The Flight in Marketing
Choosing not to respond at all is a flight response. The ol’ “let’s stick our head in the sand” method.
But you cannot ignore things today. Issues do not go away.
That said, sometimes the flight instinct can be a good thing.
It’s not running away from the fight, it’s moving it to better surroundings. It’s moving to a place where others can’t join in the fight.
It’s sending a DM on Twitter asking for the customer complaining online to call you instead of trying to work out an issue in 140 characters.
It’s offering a gift certificate or a free trip to a customer that deserves it.
Or offering a fast apology, as Fed Ex did after that horrible ‘box throwing’ incident.
Flight can be self-preservation for you, your client, and/or company.
But, don’t mistake ‘flight’ for ignoring something. A business that ignores its community won’t be around very long.
PR Crisis: Fight or Flight?
Remember the Motrin Moms incident? This is a classic case of a PR disaster. Motrin chose to flee the incident, but they fled in the worst way possible—they ignored what was happening, and they ignored their community.

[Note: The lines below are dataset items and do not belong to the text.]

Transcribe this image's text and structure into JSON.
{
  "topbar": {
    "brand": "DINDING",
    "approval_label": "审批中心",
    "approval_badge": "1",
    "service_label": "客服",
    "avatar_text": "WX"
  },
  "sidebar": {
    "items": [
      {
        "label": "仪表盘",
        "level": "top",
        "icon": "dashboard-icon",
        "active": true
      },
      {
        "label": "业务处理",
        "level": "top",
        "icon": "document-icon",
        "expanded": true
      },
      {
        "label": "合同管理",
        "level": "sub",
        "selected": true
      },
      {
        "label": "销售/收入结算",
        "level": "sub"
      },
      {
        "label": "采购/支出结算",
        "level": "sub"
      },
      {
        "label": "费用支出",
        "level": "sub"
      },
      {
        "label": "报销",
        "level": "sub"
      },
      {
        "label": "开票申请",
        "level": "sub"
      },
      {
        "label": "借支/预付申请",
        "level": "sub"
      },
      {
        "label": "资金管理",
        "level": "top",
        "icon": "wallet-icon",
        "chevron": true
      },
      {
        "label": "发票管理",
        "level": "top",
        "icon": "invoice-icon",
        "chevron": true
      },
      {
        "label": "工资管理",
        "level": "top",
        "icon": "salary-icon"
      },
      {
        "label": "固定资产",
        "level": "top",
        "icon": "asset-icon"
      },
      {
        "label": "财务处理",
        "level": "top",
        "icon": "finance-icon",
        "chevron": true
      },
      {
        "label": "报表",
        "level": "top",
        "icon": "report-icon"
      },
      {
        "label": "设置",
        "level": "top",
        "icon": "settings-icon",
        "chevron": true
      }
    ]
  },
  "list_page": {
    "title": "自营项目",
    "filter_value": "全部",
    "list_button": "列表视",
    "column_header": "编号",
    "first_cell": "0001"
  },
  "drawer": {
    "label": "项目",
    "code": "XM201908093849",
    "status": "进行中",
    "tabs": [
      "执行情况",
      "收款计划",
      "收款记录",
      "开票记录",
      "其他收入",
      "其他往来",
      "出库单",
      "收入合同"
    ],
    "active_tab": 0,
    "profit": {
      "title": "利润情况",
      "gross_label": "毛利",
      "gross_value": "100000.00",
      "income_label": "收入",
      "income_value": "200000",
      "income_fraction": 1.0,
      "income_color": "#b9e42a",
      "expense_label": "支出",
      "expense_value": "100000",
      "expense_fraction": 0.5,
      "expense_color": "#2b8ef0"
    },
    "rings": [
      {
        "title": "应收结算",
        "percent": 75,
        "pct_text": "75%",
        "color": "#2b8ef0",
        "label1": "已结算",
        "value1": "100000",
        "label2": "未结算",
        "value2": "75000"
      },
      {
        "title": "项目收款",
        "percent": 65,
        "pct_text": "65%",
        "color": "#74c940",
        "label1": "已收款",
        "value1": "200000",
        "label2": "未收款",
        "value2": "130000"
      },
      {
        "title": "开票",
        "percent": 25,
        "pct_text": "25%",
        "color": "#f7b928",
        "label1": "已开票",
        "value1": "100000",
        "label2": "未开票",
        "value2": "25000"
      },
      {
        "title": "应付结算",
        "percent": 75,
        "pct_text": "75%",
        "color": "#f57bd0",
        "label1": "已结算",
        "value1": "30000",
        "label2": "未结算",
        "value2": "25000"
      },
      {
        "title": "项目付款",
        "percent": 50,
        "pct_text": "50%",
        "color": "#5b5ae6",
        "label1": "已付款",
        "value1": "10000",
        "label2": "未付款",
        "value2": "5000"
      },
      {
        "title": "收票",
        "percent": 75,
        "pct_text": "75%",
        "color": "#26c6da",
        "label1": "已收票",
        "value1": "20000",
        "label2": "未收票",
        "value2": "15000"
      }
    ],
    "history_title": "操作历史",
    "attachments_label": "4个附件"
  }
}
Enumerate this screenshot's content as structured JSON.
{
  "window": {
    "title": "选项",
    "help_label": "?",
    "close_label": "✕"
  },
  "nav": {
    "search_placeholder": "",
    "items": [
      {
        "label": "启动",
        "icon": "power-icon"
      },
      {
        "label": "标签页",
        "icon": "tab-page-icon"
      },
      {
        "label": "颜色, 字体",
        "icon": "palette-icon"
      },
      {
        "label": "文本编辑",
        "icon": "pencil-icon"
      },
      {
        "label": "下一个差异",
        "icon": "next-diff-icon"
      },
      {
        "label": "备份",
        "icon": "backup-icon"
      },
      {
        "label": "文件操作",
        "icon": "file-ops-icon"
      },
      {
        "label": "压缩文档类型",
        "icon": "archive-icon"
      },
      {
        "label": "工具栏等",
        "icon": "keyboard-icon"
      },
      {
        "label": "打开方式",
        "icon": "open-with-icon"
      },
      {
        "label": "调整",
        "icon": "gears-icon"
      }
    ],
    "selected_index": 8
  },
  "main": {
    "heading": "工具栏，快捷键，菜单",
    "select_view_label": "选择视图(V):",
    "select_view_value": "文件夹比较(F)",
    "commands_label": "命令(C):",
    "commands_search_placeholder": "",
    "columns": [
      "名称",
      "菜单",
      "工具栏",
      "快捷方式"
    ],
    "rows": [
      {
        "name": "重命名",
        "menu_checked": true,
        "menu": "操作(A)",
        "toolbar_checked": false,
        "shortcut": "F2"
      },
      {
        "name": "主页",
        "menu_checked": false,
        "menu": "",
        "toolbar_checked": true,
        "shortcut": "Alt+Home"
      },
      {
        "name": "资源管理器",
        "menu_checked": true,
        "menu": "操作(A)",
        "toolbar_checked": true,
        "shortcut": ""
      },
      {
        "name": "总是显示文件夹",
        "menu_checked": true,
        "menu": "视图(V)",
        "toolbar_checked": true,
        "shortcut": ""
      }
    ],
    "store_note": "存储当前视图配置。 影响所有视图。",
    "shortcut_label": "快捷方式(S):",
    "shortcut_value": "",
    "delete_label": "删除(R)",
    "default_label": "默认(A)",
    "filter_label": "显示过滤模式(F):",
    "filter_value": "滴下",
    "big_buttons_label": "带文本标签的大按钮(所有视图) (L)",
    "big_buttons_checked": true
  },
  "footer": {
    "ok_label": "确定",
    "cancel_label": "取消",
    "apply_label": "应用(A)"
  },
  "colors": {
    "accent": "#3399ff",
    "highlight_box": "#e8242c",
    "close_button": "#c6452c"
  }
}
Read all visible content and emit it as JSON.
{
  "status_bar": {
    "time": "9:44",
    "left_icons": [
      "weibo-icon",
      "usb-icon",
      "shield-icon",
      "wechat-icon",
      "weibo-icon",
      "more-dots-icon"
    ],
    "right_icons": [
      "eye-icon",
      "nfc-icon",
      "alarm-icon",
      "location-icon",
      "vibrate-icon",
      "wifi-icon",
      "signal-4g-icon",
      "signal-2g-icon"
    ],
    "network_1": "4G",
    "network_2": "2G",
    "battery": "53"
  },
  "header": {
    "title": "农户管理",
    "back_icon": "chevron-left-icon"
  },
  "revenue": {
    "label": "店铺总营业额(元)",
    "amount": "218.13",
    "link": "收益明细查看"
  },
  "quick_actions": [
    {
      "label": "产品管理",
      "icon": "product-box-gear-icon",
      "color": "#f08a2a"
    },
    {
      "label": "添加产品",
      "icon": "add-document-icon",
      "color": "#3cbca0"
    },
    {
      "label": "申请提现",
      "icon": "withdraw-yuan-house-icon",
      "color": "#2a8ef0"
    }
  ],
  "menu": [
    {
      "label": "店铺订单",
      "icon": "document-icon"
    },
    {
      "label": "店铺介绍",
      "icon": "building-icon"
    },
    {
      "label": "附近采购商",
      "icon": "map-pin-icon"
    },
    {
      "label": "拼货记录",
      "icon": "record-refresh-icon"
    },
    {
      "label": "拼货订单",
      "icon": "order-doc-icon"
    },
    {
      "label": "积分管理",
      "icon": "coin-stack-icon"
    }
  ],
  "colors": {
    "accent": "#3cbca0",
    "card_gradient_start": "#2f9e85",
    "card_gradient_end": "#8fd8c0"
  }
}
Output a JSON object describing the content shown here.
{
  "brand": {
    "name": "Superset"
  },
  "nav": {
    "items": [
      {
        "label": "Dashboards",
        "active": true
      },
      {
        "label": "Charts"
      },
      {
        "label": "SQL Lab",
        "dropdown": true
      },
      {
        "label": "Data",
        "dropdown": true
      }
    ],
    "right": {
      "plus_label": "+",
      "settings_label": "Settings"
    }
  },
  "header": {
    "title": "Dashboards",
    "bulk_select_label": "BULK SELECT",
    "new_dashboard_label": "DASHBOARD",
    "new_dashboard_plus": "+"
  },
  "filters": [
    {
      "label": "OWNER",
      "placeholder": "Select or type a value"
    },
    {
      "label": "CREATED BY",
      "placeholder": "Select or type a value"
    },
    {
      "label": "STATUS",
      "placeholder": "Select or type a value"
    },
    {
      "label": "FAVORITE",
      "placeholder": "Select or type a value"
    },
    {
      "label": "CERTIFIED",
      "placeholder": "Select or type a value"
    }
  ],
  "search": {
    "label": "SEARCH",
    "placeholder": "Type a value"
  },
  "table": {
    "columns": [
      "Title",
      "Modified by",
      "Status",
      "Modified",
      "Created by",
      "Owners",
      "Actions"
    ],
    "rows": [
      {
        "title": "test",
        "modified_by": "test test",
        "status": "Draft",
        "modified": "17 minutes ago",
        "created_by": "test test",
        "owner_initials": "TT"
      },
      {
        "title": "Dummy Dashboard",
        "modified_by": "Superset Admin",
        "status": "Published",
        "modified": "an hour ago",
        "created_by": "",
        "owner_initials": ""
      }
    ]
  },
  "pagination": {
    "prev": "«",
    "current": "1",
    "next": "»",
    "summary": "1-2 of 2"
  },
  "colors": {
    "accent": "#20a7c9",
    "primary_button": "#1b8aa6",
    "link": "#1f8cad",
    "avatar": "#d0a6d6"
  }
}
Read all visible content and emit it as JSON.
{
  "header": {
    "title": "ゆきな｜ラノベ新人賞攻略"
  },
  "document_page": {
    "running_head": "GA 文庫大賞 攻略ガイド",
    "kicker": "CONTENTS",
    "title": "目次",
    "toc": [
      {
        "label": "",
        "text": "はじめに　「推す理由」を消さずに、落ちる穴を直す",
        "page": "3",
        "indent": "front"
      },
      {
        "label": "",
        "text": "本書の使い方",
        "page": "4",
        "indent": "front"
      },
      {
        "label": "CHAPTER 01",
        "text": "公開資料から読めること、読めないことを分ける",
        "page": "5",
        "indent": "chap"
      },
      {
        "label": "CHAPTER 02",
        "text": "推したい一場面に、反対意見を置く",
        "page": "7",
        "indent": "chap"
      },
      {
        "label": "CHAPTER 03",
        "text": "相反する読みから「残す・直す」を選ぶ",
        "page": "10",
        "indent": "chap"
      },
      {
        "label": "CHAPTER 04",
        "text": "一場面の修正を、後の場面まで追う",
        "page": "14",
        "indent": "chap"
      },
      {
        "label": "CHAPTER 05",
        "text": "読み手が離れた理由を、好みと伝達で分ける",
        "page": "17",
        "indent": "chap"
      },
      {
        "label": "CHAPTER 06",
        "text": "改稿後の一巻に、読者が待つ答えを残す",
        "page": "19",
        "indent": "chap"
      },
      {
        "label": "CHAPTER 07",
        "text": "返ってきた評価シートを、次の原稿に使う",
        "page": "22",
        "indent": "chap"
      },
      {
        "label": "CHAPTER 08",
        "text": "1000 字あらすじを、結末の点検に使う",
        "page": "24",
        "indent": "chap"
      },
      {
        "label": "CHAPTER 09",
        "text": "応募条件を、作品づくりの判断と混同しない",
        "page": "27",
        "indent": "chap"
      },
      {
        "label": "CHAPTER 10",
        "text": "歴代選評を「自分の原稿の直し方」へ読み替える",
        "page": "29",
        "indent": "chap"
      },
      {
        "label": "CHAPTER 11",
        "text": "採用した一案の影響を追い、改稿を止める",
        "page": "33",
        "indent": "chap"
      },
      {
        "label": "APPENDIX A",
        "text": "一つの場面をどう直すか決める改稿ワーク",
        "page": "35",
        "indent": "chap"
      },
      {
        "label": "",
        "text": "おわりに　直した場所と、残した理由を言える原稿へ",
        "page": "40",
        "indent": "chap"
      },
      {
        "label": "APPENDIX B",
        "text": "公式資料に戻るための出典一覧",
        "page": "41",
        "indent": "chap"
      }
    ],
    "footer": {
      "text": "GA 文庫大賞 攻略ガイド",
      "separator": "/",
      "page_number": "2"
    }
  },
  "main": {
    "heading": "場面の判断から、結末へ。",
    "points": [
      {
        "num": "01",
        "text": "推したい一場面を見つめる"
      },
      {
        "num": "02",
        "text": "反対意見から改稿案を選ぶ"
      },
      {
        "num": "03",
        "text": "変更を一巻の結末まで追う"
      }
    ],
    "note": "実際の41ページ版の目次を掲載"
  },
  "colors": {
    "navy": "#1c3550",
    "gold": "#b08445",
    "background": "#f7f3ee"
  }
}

By the time they had shut down their website with the offending ad? It was too late, the damage was done.
You (meaning any business or individual) CANNOT, repeat, CANNOT ignore issues today.
Anything that can be seen as damaging to you and your business needs to be addressed immediately, and you must have policies in place that will help your staffers determine which tactics they should use to help defuse the situation.
In today’s mobile and uber-connected world, PR and social media go hand-in-hand. And when you’re faced with a crisis it’s up to you to decide which response is best for your company…fight or flight?
But just remember—you’re not a caveman (or a boxer)—make sure the flight or fight responses you are drawing on are the modern day versions!